Studying the area of genetic and biological therapies, several studies have focused on the use of mesenchymal stem cells for renal tissue regeneration and reduction of interstitial fibrosis [102]. Those cells possess immunomodulatory and anti-inflammatory properties and could, therefore, assist in the preservation of renal function in cases of chronic ischemia [102]. In addition, gene editing approaches, including CRISPR-Cas9, are being explored for the correction of genetic mutations contributing to FMD, which is a less common cause of RAS [139].

Although promising, these therapies remain at early stages of development and require robust clinical evaluation for both safety and efficacy.

8. Review and Knowledge Gaps

There have been significant gains in the management of RAS, but several areas still point to clinically important knowledge gaps.

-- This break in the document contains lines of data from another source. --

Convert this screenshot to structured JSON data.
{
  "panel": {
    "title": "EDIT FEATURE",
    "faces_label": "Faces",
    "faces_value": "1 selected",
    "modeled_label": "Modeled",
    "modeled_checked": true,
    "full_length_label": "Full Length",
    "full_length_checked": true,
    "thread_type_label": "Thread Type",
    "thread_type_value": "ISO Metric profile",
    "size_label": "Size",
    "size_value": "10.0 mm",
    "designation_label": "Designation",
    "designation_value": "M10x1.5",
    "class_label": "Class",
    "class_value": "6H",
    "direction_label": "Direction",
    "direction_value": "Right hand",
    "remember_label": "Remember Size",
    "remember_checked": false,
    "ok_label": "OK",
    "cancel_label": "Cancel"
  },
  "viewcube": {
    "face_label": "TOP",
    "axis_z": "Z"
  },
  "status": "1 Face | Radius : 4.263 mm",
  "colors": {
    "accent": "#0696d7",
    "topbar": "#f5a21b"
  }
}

Among the major issues in the field, highly heterogeneous clinical trial results are observed.

Trials such as CORAL brought out that while revascularization has limited effectiveness in broad general populations, certain selected subgroups could benefit rather dramatically from these interventions [130]. This heterogeneity makes uniform guideline development difficult and underscores the need for further patient stratified studies according to clinical, anatomical, and functional characteristics [111]. Another area that requires further investigation is the role of new biomarkers and advanced imaging techniques in the diagnosis and patient selection for revascularization [42].

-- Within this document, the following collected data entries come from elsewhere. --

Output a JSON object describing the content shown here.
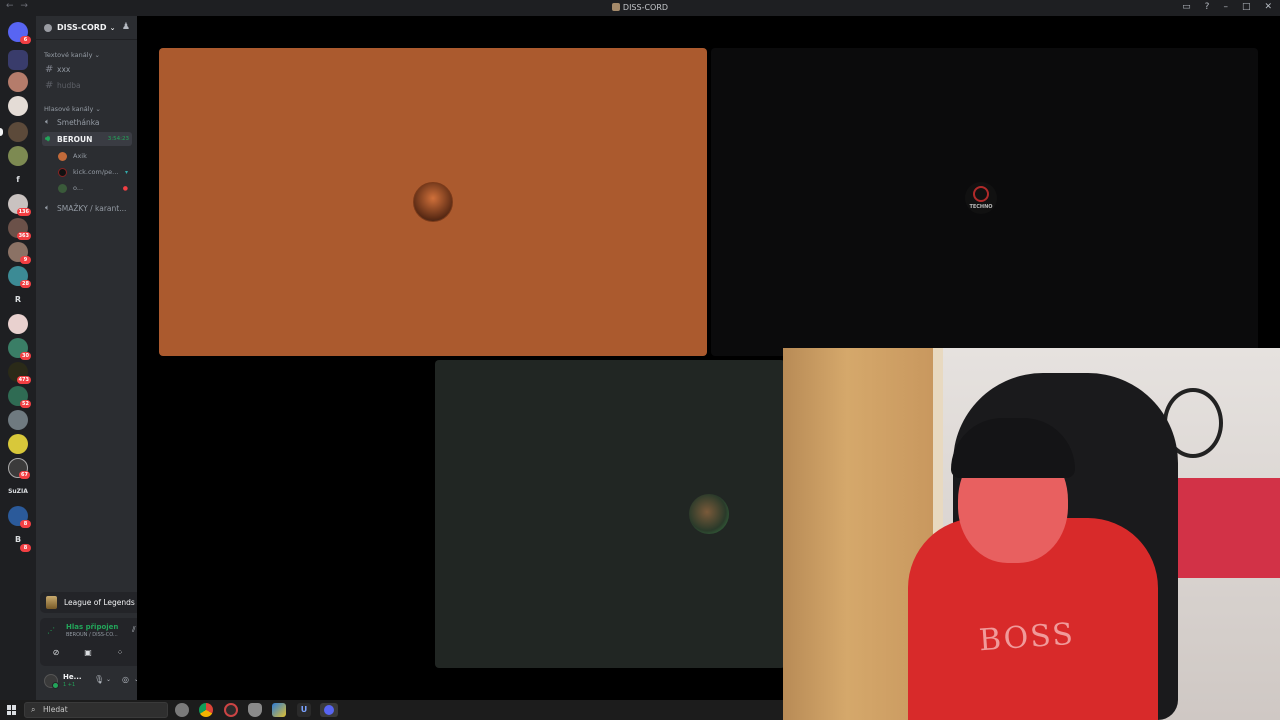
{
  "window": {
    "title": "DISS-CORD",
    "nav": "← →"
  },
  "rail": {
    "folder_letters": [
      "f",
      "R",
      "SuZIA",
      "B"
    ],
    "badges": [
      "6",
      "136",
      "363",
      "9",
      "28",
      "30",
      "473",
      "52",
      "67",
      "8",
      "8"
    ]
  },
  "server": {
    "name": "DISS-CORD",
    "text_category": "Textové kanály",
    "voice_category": "Hlasové kanály",
    "text_channels": [
      "xxx",
      "hudba"
    ],
    "voice_channels": [
      {
        "name": "Smethánka"
      },
      {
        "name": "BEROUN",
        "timer": "3:54:23",
        "active": true
      },
      {
        "name": "SMAŽKY / karant..."
      }
    ],
    "members": [
      "Axik",
      "kick.com/pe...",
      "o..."
    ]
  },
  "activity": {
    "game": "League of Legends"
  },
  "voice": {
    "status": "Hlas připojen",
    "channel_path": "BEROUN / DISS-CO..."
  },
  "user": {
    "name": "He...",
    "status": "1 +1"
  },
  "tiles": [
    {
      "bg": "#ab5a2e"
    },
    {
      "bg": "#0b0b0c",
      "logo_text": "TECHNO"
    },
    {
      "bg": "#212623"
    }
  ],
  "webcam": {
    "shirt_text": "BOSS"
  },
  "taskbar": {
    "search_placeholder": "Hledat"
  },
  "colors": {
    "voice_green": "#23a55a",
    "notification_red": "#f23f43",
    "sidebar_bg": "#2b2d31",
    "rail_bg": "#1e1f22"
  }
}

Methods to more accurately identify hemodynamically significant lesions or predict the response to therapy remain lacking in clinical practice [42]. Further, larger, and more diversified studies are needed, including under-represented populations, such as women and different ethnic backgrounds in patients, to ensure general applicability of findings [42].

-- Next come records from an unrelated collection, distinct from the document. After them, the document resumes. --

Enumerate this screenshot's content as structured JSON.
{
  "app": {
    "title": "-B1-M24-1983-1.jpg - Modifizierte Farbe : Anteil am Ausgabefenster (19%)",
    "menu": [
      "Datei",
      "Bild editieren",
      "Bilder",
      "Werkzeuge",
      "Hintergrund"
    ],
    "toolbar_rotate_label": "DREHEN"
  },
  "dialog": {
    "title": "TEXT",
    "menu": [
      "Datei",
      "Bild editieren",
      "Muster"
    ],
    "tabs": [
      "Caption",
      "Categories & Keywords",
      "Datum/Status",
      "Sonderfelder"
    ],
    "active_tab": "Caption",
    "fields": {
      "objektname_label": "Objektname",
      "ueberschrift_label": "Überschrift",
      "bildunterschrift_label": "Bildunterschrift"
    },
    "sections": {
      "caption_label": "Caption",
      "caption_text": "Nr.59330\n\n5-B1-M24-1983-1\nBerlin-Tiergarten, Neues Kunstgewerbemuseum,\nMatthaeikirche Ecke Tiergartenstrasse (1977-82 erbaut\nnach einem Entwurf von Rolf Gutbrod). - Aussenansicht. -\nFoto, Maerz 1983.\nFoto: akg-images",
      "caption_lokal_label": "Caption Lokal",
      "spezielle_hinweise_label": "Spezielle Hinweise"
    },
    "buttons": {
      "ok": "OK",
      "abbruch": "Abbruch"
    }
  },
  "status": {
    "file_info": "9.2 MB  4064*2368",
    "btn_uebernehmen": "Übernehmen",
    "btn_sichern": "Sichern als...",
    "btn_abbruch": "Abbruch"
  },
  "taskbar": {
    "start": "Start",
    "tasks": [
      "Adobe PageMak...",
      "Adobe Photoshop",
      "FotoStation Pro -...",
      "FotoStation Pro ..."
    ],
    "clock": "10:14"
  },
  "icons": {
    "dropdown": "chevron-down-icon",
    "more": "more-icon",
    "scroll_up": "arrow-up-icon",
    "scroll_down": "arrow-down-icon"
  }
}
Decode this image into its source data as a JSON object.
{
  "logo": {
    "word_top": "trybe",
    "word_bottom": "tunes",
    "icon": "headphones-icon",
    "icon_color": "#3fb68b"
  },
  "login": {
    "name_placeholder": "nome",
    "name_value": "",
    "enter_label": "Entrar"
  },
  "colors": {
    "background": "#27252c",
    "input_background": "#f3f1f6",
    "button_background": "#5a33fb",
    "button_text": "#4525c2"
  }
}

Finally, emerging therapies, including biological and genetic interventions, require further investigation for their feasibility and clinical impact. The incorporation of such novel approaches into the management of RAS could potentially alter clinical practice; again, this remains dependent upon high-quality research to prove these new approaches safe, effective, and cost-effective [42]. This, therefore, provides a good opportunity to fill this gap and move forward in the treatment of RAS.

9. Conclusions

Renal artery stenosis is a complex condition that goes beyond the concept of arterial narrowing and includes a spectrum of systemic and renal alterations with significant clinical implications.

Although often asymptomatic in its early stages, RAS can progress to renovascular hypertension, chronic renal failure, and serious cardiovascular events, which confirm the importance of early diagnosis and effective management.

The development of more targeted therapeutic strategies, as a result of advances in the understanding of the pathophysiology of the disease, includes optimized drug treatment and, in specific cases, interventions such as stent angioplasty. These and other previous studies, such as CORAL, have redefined the role of invasive interventions, highlighting how effective clinical management is for the majority of patients, while new technologies and biological therapies emerge as promising for specific subgroups. Although there are important gaps in knowledge, the focus is mainly on patient selection for interventions and validation of biomarkers for diagnosis and monitoring. The future of RAS is closely linked to personalized treatment, with integrated approaches that combine therapeutic advances with better-developed diagnostic tools.

Consequently, optimal treatment of RAS will involve not only controlling the disease itself but also mitigating systemic risk factors and providing ongoing monitoring to avoid long-term complications. As research and innovation advance, the clinical impact of RAS should be progressively reduced, benefiting patients and optimizing healthcare.